Par un jugement nos 2201109 et 2206990 du 19 décembre 2024, le tribunal administratif de Melun a annulé l’arrêté du 15 mars 2020 et a condamné la commune de Villejuif à verser la somme de 7 935 euros à M. A….
Procédure devant la cour :
Par une requête enregistrée le 18 février 2025, la commune de Villejuif, représentée par Me Magnaval, demande à la cour :
1°) d’annuler ce jugement du 19 décembre 2024 ;
2°) de rejeter les requêtes de M. A… ;
3°) de mettre à la charge de M. A… la somme de 2 500 euros en application de l’article L. 761-1 du code de justice administrative.
Elle soutient que :
- c’est à tort que les premiers juges ont regardé l’arrêté du 15 décembre 2020 comme entaché d’une erreur manifeste d’appréciation, dès lors qu’il est justifié par l’intérêt du service ;
- les premiers juges ont surévalué les préjudices de M. A….
Par un mémoire en défense, enregistré le 8 septembre 2025, M. A…, représenté par Me Beaulac, conclut au rejet de l’appel formé par la commune de Villejuif, par la voie de l’appel incident, à la condamnation de la commune à indemniser l’intégralité de son préjudice, à hauteur de 17 466,05 euros, et à ce qu’une somme de 3 000 euros soit mise à sa charge au titre des frais de l’instance.
Il soutient que :
- l’arrêté du 15 décembre 2020 est entaché d’un défaut de motivation, d’un vice de procédure, d’une erreur de droit, et d’erreur manifeste d’appréciation.
- les préjudices qu’il a subis en lien avec cette illégalité fautive s’élèvent à 8 266,05 euros au titre du préjudice financier, 5 000 euros au titre du préjudice moral, 1 200 euros au titre de la location d’un garde-meuble après avoir quitté son logement de fonction et 3 000 euros au titre de ses troubles dans les conditions d’existence.
Par une ordonnance du 9 décembre 2025, la clôture d’instruction a été fixée au 24 décembre 2025.
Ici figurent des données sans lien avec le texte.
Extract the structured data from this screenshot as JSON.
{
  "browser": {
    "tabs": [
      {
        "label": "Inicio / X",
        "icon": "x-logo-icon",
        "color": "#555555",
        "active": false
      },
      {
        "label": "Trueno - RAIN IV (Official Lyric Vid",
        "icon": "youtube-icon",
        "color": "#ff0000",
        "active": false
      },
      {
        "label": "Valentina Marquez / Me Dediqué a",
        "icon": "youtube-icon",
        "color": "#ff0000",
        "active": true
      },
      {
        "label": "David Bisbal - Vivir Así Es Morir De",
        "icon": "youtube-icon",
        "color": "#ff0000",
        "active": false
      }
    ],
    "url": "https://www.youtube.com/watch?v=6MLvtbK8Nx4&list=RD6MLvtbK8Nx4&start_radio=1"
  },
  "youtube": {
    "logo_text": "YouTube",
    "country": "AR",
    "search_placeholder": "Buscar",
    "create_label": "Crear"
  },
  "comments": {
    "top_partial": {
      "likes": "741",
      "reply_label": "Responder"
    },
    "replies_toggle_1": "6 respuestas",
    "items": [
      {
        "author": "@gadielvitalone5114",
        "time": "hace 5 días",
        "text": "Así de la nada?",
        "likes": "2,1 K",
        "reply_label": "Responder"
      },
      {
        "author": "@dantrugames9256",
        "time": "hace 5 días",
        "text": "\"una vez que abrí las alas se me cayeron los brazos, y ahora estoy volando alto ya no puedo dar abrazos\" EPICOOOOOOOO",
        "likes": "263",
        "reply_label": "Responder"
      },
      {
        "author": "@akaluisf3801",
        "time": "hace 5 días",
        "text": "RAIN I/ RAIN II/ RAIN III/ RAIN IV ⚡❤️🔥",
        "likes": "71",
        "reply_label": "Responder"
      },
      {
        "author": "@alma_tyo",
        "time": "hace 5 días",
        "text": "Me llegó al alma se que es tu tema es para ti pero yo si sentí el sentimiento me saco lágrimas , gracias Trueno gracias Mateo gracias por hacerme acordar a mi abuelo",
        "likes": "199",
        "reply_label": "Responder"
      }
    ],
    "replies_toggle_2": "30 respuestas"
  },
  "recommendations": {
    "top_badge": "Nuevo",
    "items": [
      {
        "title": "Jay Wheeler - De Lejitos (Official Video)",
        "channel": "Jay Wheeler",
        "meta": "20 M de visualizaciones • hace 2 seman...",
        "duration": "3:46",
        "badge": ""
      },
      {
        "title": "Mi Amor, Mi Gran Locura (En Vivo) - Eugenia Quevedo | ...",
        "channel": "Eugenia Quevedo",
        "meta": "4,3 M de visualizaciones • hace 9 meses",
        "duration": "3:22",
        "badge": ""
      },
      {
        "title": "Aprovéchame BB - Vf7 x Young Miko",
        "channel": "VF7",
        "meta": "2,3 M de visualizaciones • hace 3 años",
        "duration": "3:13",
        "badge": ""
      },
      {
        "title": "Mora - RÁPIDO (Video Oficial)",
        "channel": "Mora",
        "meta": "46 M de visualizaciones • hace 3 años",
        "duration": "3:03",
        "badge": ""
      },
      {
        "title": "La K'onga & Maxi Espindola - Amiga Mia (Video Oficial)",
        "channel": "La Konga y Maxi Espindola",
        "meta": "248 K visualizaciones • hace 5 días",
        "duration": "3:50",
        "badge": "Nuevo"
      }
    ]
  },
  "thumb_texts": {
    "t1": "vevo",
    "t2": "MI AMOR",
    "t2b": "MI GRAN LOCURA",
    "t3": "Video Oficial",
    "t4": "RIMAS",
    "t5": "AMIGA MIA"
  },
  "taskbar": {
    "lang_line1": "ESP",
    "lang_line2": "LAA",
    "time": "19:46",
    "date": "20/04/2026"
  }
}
Vu les autres pièces du dossier.
Vu :
- la loi n° 84-53 du 26 janvier 1984 ;
- le code de justice administrative.
Les parties ont été régulièrement averties du jour de l’audience.
Ont été entendus au cours de l’audience publique :
- le rapport de Mme Bories,
- les conclusions de M. Perroy, rapporteur public,
- les observations de Me Nowicki, représentant la commune de Villejuif,
- et les observations de Me Beaulac, représentant M. A….
Considérant ce qui suit :
1. M. A…, titulaire du grade d’ingénieur en chef hors classe, a été recruté le 1er mai 2017 par la commune de Villejuif et détaché sur l’emploi fonctionnel de directeur général des services. Par un arrêté du 15 décembre 2020, notifié le 16 février 2021, le maire de Villejuif a mis fin à son détachement et procédé à sa réintégration dans son grade d’origine. Par un jugement du 19 décembre 2024 dont la commune relève appel, le tribunal a annulé cet arrêté et condamné la commune à indemniser les préjudices de M. A… à hauteur de 7 935 euros. Par la voie de l’appel incident, M. A… demande la condamnation de la commune à indemniser ses préjudices à hauteur de 17 466,05 euros.
Sur la légalité de l’arrêté du 15 décembre 2020 :
2. Aux termes de l’article 53 de la loi du 26 janvier 1984 portant dispositions statutaires relatives à la fonction publique territoriale, désormais codifié aux articles L. 544-1 et suivants du code général de la fonction publique, dans sa rédaction applicable : « Lorsqu’il est mis fin au détachement d’un fonctionnaire occupant un emploi fonctionnel mentionné aux alinéas ci-dessous et que la collectivité ou l’établissement ne peut lui offrir un emploi correspondant à son grade, celui-ci peut demander à la collectivité ou l’établissement dans lequel il occupait l’emploi fonctionnel soit à être reclassé dans les conditions prévues aux articles 97 et 97 bis, soit à bénéficier, de droit, du congé spécial mentionné à l’article 99, soit à percevoir une indemnité de licenciement dans les conditions prévues à l’article 98./ Ces dispositions s’appliquent aux emplois : (…) de directeur général des services (…) des communes de plus de 2 000 habitants ; (…) ».
3. Il peut être mis fin au détachement des agents occupant les emplois fonctionnels mentionnés à l’article 53 de la loi du 26 janvier 1984 pour des motifs tirés de l’intérêt du service. Eu égard à l’importance du rôle des titulaires de ces emplois et à la nature particulière des responsabilités qui leur incombent, le fait pour un directeur général des services de s’être trouvé placé dans une situation ne lui permettant plus de disposer de la part de l’autorité territoriale de la confiance nécessaire au bon accomplissement de ses missions peut légalement justifier qu’il soit, pour ce motif, déchargé de ses fonctions.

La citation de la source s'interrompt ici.